Cost-benefit analysis and accounting data

2. Cost-benefit analysis and accounting data

One valuable source of information for any organization about benefits and costs is its accounting information system (AIS). The AIS is usually designed to provide, at the minimum, sufficient information for compliance purposes. For example, public corporations must file various reports with the Securities and Exchange Commission (SEC) to inform investors and creditors about the companies’ performance, financial position, and risks. Accounting reports come handy for many other transactions such as obtaining a loan from a bank and submitting a tax form to a tax authority.

In addition to compliance, accounting information about benefits and costs is used internally to make better operational and strategic decisions. For example, accounting information is used to make decisions about outsourcing activities, discontinuing operations, processing further products, efficiently using constrained resources, investing in quality control programs, expending advertising channels, changing a product design, decreasing waste, leasing equipment, adapting distribution networks, improving customer support, offering warranties, investing in R&D activities, and so on.

Many organizational decisions can use accounting data, which can be further supplemented with additional information. The reason that supplemental information is needed is because the accounting information system is designed to capture information triggered by actual events that impact organizational performance and position with high probability.

The probability of the anticipated impact must be high, especially in the case of probable benefits. For anticipated losses and costs the threshold is relatively lower but still it requires some events to trigger the recording of the anticipated loss and costs. This conservative nature of accounting record-keeping may not recognize some probable benefits until those benefits become more certain or materialize as a cash flow. For example, organizations cannot recognize an intangible value of fantastic leadership and excellent organizational culture. Intangible assets can be recognized in general when purchased (e.g., buy a patent or copyright, M&A). But, that doesn’t imply that the accounting information system fails to capture intangible value of some benefits that have high uncertainty. If the excellent organizational culture does indeed bring value, the accounting system will capture it as increased or sustained sales revenue on the income statement and cash or other assets (e.g., accounts receivable, deferred revenue) on the balance sheet even though there will be no intangible asset “Excellent Culture.”

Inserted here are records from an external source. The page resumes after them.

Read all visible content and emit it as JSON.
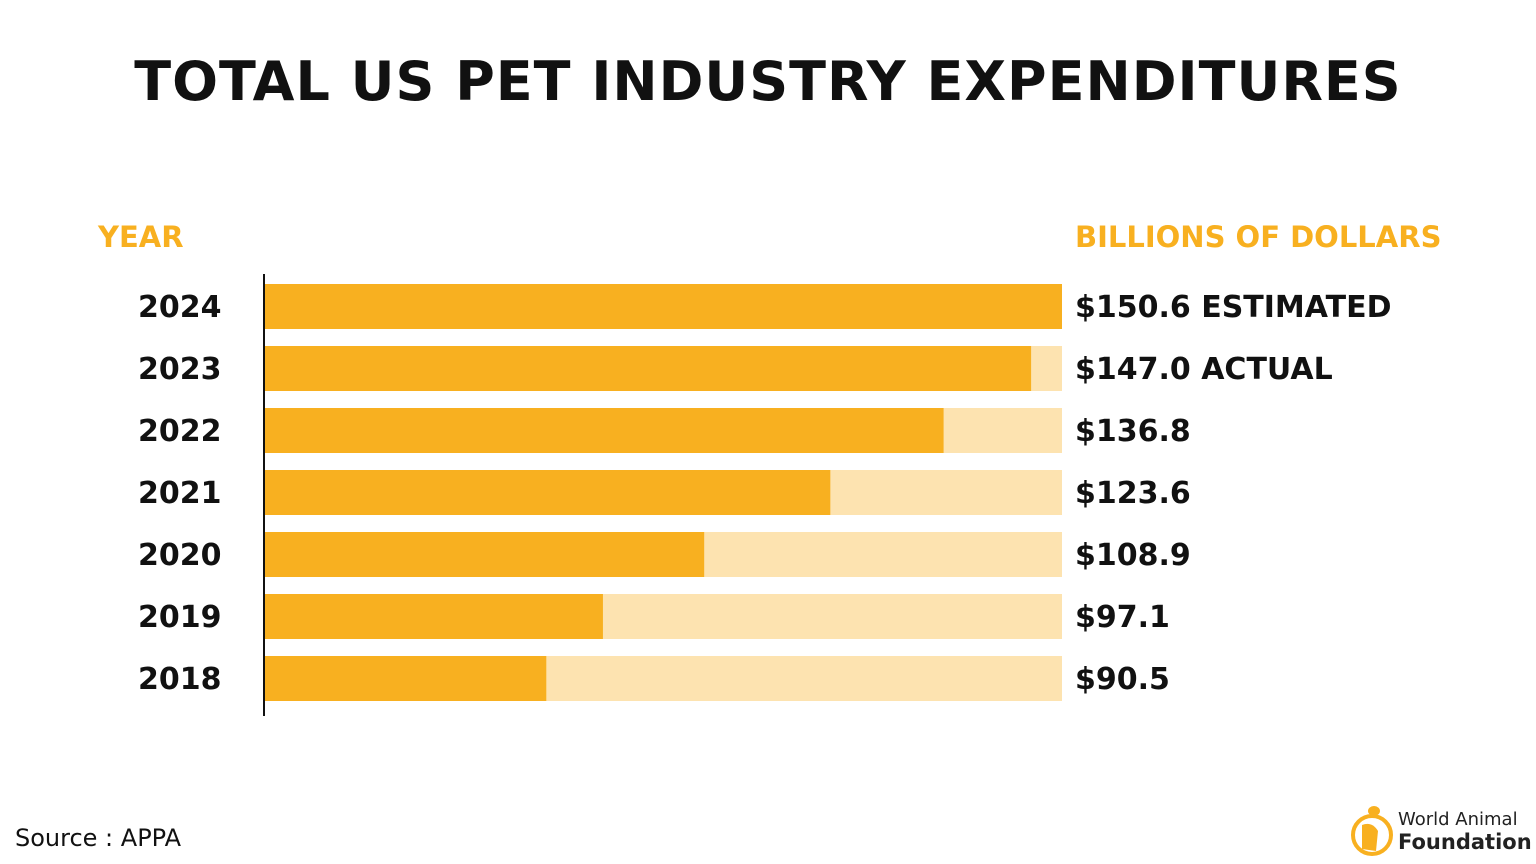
{
  "chart_data": {
    "type": "bar",
    "orientation": "horizontal",
    "title": "TOTAL US PET INDUSTRY EXPENDITURES",
    "ylabel": "YEAR",
    "xlabel": "BILLIONS OF DOLLARS",
    "categories": [
      "2024",
      "2023",
      "2022",
      "2021",
      "2020",
      "2019",
      "2018"
    ],
    "values": [
      150.6,
      147.0,
      136.8,
      123.6,
      108.9,
      97.1,
      90.5
    ],
    "value_labels": [
      "$150.6 ESTIMATED",
      "$147.0 ACTUAL",
      "$136.8",
      "$123.6",
      "$108.9",
      "$97.1",
      "$90.5"
    ],
    "xlim": [
      57.6,
      150.6
    ],
    "grid": false,
    "colors": {
      "bar": "#F8B020",
      "track": "#FDE3B0",
      "header": "#F8B020",
      "text": "#111111"
    }
  },
  "footer": {
    "source": "Source : APPA"
  },
  "logo": {
    "line1": "World Animal",
    "line2": "Foundation",
    "color": "#F8B020"
  }
}
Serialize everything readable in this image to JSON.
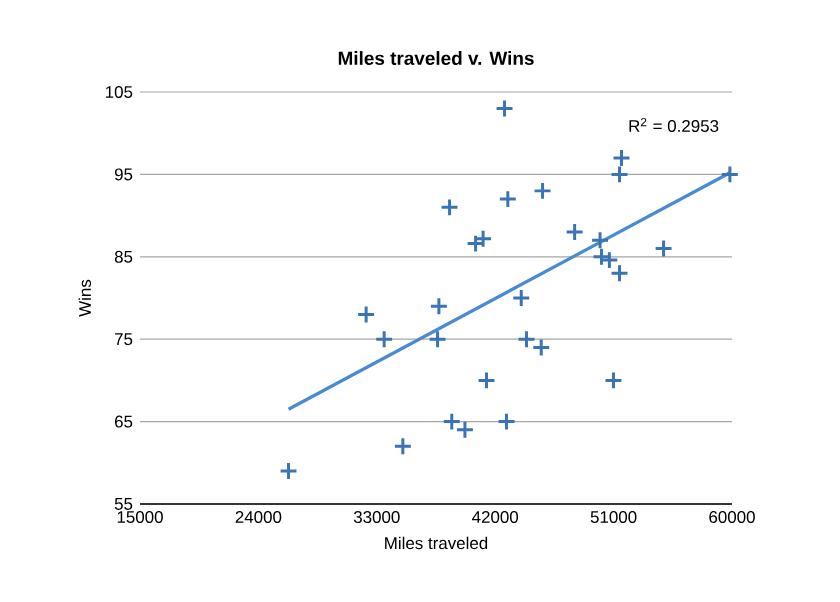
{
  "chart_data": {
    "type": "scatter",
    "title": "Miles traveled v. Wins",
    "xlabel": "Miles traveled",
    "ylabel": "Wins",
    "annotations": [
      "R$^{2}$ = 0.2953"
    ],
    "xlim": [
      15000,
      60000
    ],
    "xticks": [
      15000,
      24000,
      33000,
      42000,
      51000,
      60000
    ],
    "ylim": [
      55,
      105
    ],
    "yticks": [
      55,
      65,
      75,
      85,
      95,
      105
    ],
    "grid": "y",
    "marker": "cross",
    "series": [
      {
        "color": "#3a74b5",
        "x": [
          26290,
          32190,
          33560,
          34980,
          37720,
          37620,
          38530,
          38700,
          39700,
          40510,
          41080,
          41340,
          42710,
          42960,
          42860,
          45600,
          48040,
          49970,
          50080,
          50680,
          51450,
          51600,
          51450,
          54800,
          59840,
          43980,
          44380,
          45500,
          50990
        ],
        "values": [
          59,
          78,
          75,
          62,
          79,
          75,
          91,
          65,
          64,
          86.6,
          87.2,
          70,
          103,
          92,
          65,
          93,
          88,
          87,
          85,
          84.6,
          83,
          97,
          95,
          86,
          95,
          80,
          75,
          74,
          70
        ]
      },
      {
        "type": "line",
        "color": "#4a8ad0",
        "marker": "none",
        "x": [
          26290,
          59840
        ],
        "values": [
          66.5,
          95.2
        ]
      }
    ]
  }
}
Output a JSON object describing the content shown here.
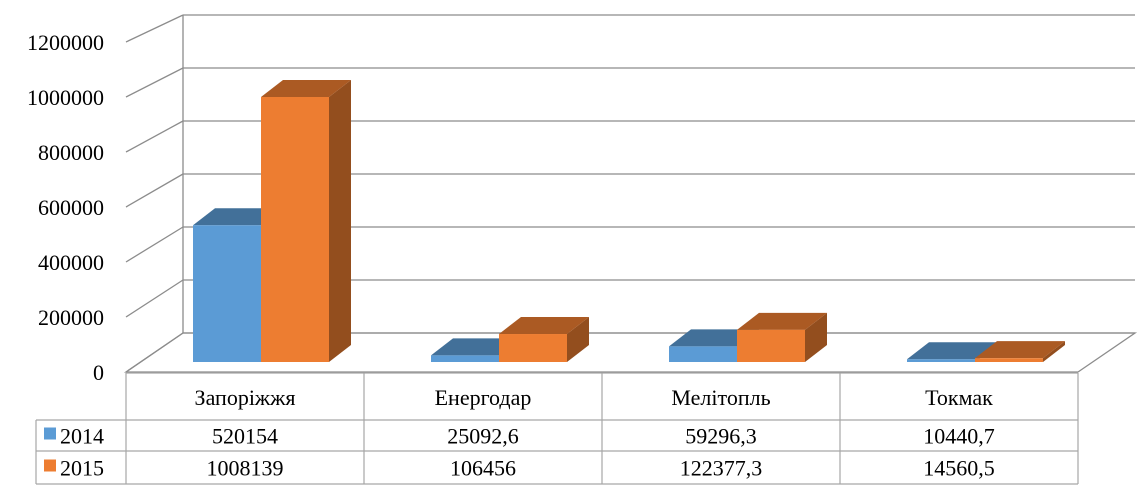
{
  "chart_data": {
    "type": "bar",
    "style": "3d-clustered-column-with-data-table",
    "categories": [
      "Запоріжжя",
      "Енергодар",
      "Мелітопль",
      "Токмак"
    ],
    "series": [
      {
        "name": "2014",
        "color": "#5b9bd5",
        "values": [
          520154,
          25092.6,
          59296.3,
          10440.7
        ],
        "labels": [
          "520154",
          "25092,6",
          "59296,3",
          "10440,7"
        ]
      },
      {
        "name": "2015",
        "color": "#ed7d31",
        "values": [
          1008139,
          106456,
          122377.3,
          14560.5
        ],
        "labels": [
          "1008139",
          "106456",
          "122377,3",
          "14560,5"
        ]
      }
    ],
    "ylim": [
      0,
      1200000
    ],
    "yticks": [
      0,
      200000,
      400000,
      600000,
      800000,
      1000000,
      1200000
    ],
    "ytick_labels": [
      "0",
      "200000",
      "400000",
      "600000",
      "800000",
      "1000000",
      "1200000"
    ],
    "grid": true,
    "legend": "data-table"
  }
}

The accounting record-keeping system triggered by actual events that happen inherently precludes the record-keeping of events that do not happen. That is why accounting information system can capture outlay costs (i.e., cash flows at some point in time) but not opportunity costs (i.e., lost benefits from the alternative use of resources that doesn’t happen). Hence the need for managers to actively incorporate additional data not captured by the accounting system.